Baylor College of Medicine, Houston, TX 77030, USA.

出版信息

Cell Syst. 2022 Jan 19;13(1):58-70.e5. doi: 10.1016/j.cels.2021.09.004. Epub 2021 Oct 8.

DOI:10.1016/j.cels.2021.09.004
PMID:34626538
原文链接:https://pmc.ncbi.nlm.nih.gov/articles/PMC8776574/
Abstract

Single-cell spatial transcriptomics (sc-ST) holds the promise to elucidate architectural aspects of complex tissues. Such analyses require modeling cell types in sc-ST datasets through their integration with single-cell RNA-seq datasets.
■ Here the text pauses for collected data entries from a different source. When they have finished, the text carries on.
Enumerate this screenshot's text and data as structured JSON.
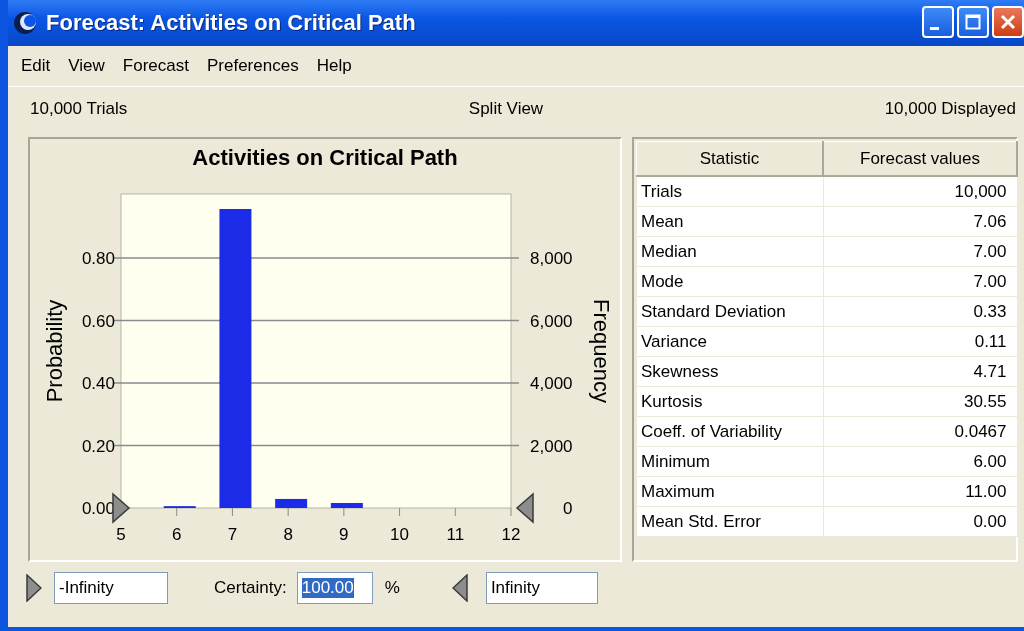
{
  "window": {
    "title": "Forecast: Activities on Critical Path"
  },
  "menu": [
    "Edit",
    "View",
    "Forecast",
    "Preferences",
    "Help"
  ],
  "info_bar": {
    "left": "10,000 Trials",
    "center": "Split View",
    "right": "10,000 Displayed"
  },
  "chart": {
    "chart_data": {
      "type": "bar",
      "title": "Activities on Critical Path",
      "ylabel": "Probability",
      "x": [
        6,
        7,
        8,
        9
      ],
      "series": [
        {
          "color": "#1c2be8",
          "values": [
            0.006,
            0.957,
            0.029,
            0.016
          ]
        }
      ],
      "grid": true,
      "xlim": [
        5,
        12
      ],
      "ylim": [
        0,
        1.005
      ],
      "xticks": [
        5,
        6,
        7,
        8,
        9,
        10,
        11,
        12
      ],
      "yticks": [
        {
          "value": 0,
          "label": "0.00"
        },
        {
          "value": 0.2,
          "label": "0.20"
        },
        {
          "value": 0.4,
          "label": "0.40"
        },
        {
          "value": 0.6,
          "label": "0.60"
        },
        {
          "value": 0.8,
          "label": "0.80"
        }
      ]
    },
    "right_axis": {
      "label": "Frequency",
      "ticks": [
        "8,000",
        "6,000",
        "4,000",
        "2,000",
        "0"
      ]
    }
  },
  "table": {
    "columns": [
      "Statistic",
      "Forecast values"
    ],
    "rows": [
      [
        "Trials",
        "10,000"
      ],
      [
        "Mean",
        "7.06"
      ],
      [
        "Median",
        "7.00"
      ],
      [
        "Mode",
        "7.00"
      ],
      [
        "Standard Deviation",
        "0.33"
      ],
      [
        "Variance",
        "0.11"
      ],
      [
        "Skewness",
        "4.71"
      ],
      [
        "Kurtosis",
        "30.55"
      ],
      [
        "Coeff. of Variability",
        "0.0467"
      ],
      [
        "Minimum",
        "6.00"
      ],
      [
        "Maximum",
        "11.00"
      ],
      [
        "Mean Std. Error",
        "0.00"
      ]
    ]
  },
  "certainty_bar": {
    "lower": "-Infinity",
    "certainty_label": "Certainty:",
    "certainty": "100.00",
    "certainty_text_selected": true,
    "unit": "%",
    "upper": "Infinity"
  }
}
However, this integration, is nontrivial since the two technologies differ widely in the number of profiled genes, and the datasets often do not share many marker genes for given cell types. We developed a neural network model, spatial transcriptomics cell-types assignment using neural networks (STANN), to overcome these challenges. Analysis of STANN's predicted cell types in mouse olfactory bulb (MOB) sc-ST data delineated MOB architecture beyond its morphological layer-based conventional description. We find that cell-type proportions remain consistent within individual morphological layers but vary significantly between layers. Notably, even within a layer, cellular colocalization patterns and intercellular communication mechanisms show high spatial variations. These observations imply a refinement of major cell types into subtypes characterized by spatially localized gene regulatory networks and receptor-ligand usage.

摘要

单细胞空间转录组学(sc-ST)有望阐明复杂组织的结构特征。此类分析需要通过将sc-ST数据集与单细胞RNA测序数据集整合,来对其中的细胞类型进行建模。然而,这种整合并非易事,因为这两种技术在已分析基因的数量上差异很大,而且对于给定的细胞类型,数据集通常没有许多共享的标记基因。我们开发了一种神经网络模型——利用神经网络进行空间转录组学细胞类型分配(STANN),以克服这些挑战。对小鼠嗅球(MOB)sc-ST数据中STANN预测的细胞类型进行分析,揭示了MOB的结构,超出了其基于形态学层的传统描述。我们发现,细胞类型比例在单个形态学层内保持一致,但在不同层之间有显著差异。值得注意的是,即使在一层内,细胞共定位模式和细胞间通讯机制也表现出高度的空间变异性。这些观察结果意味着将主要细胞类型细化为以空间定位的基因调控网络和受体-配体使用为特征的亚型。